Es bedeutet nicht, dass ein Umschreiben unzulässig wäre. Die eigene Prosa zu überarbeiten ist ganz normale akademische Arbeit. Die Frage hier ist eng gefasst – ob die Überarbeitung eine Verpflichtung ändert, die früher entstanden ist – und die Antwort auf diese enge Frage lautet nein.

Was Sie konkret tun

  1. Finden Sie die Vorgabe, schriftlich. Die Policy Ihrer Institution zur akademischen Integrität, das Aufgabenblatt oder die Autorenrichtlinien der Zeitschrift. Das sind die Dokumente, die gelten; alles andere ist Kommentar, auch diese Seite.
  2. Klären Sie, worauf die Regel abzielt – auf das Entwerfen, das Redigieren oder beides.

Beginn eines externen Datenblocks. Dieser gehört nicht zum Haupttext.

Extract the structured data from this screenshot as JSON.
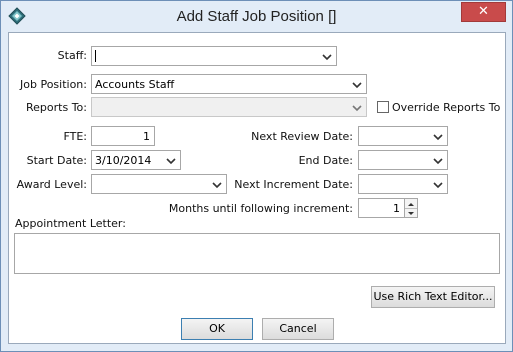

Regeln, die nur Generierung abdecken, und Regeln, die jede KI-Unterstützung abdecken, verlangen Unterschiedliches von Ihnen.
  3. Schreiben Sie die Erklärung über Ihren Prozess, nicht über Ihre Datei. „Ein Modell hat einen ersten Entwurf der Diskussion erstellt, den ich dann umgeschrieben habe" beschreibt, was passiert ist. „Das Dokument wurde von Software bearbeitet" beantwortet die gestellte Frage nicht.
  4. Setzen Sie sie dorthin, wo sie hingehört. Verlage unterscheiden sich darin, wo sie stehen soll und was ausgenommen ist, und wir haben mehrere von ihnen verglichen unter Richtlinien der Verlage zur KI-Offenlegung.
  5. Fragen Sie nach, wenn es wirklich unklar ist. Eine Frage, die im Vorfeld gestellt wird, und eine Frage, die nach der Einreichung gestellt wird, kommen sehr unterschiedlich an.

Wo ein Rewriting-Tool tatsächlich passt

An genau einer Stelle, und eng begrenzt. Es gibt einen Bericht, er enthält Markierungen über bestimmten Absätzen, diese Absätze brauchen Arbeit, und die unberührten sollen bitte unberührt bleiben. Das Tool HumanPen arbeitet vom Bericht aus und bearbeitet, was er markiert.

Das ist eine Entscheidung über den Umfang von Text. Es ist keine Position zu Ihrer Offenlegung, und absichtlich haben wir keine – „Your institution sets the rules, not us" (Ihre Institution setzt die Regeln, nicht wir) ist die Überschrift, unter der das auf unserer eigenen Seite steht.

Wenn die ehrliche Antwort auf Ihre Situation lautet, dass Sie etwas angeben müssen, dann geben Sie es an. Es gibt keine Version dieses Artikels, in der ein Umformulierungsschritt die Alternative dazu wäre.

Häufige Fragen

Wenn der KI-Wert auf null sinkt, muss ich dann trotzdem offenlegen? Wenn Ihre Institution oder Ihre Zeitschrift die Offenlegung von KI-Nutzung verlangt: ja. Die Vorgabe betrifft, was beim Schreiben des Dokuments passiert ist; ein Wert ist eine Messung des Textes, so wie er jetzt vorliegt.

Muss die Nutzung eines Rewriting-Tools selbst angegeben werden? Das hängt davon ab, wie Ihre Institution den Geltungsbereich ihrer Regel definiert, und ihre Definition ist maßgeblich. Manche Regeln decken nur Generierung ab, manche jede KI-Unterstützung. Lesen Sie den Wortlaut, statt analog zu schließen.

Sagen Sie Nutzern, ob ihre Nutzung zulässig ist? Nein. Unsere veröffentlichte Position lautet, dass wir diese Regeln nicht auslegen und keine Nutzung für zulässig erklären; maßgeblich sind die Policy der Institution und die Richtlinien der Zeitschrift.

Kann ein Tool versprechen, dass der Text nicht markiert wird? Unseres nicht, und der veröffentlichte Grund lautet, dass Erkennungssysteme sich laufend weiterentwickeln – Text, der heute durchgeht, kann nach der nächsten Iteration anders dastehen.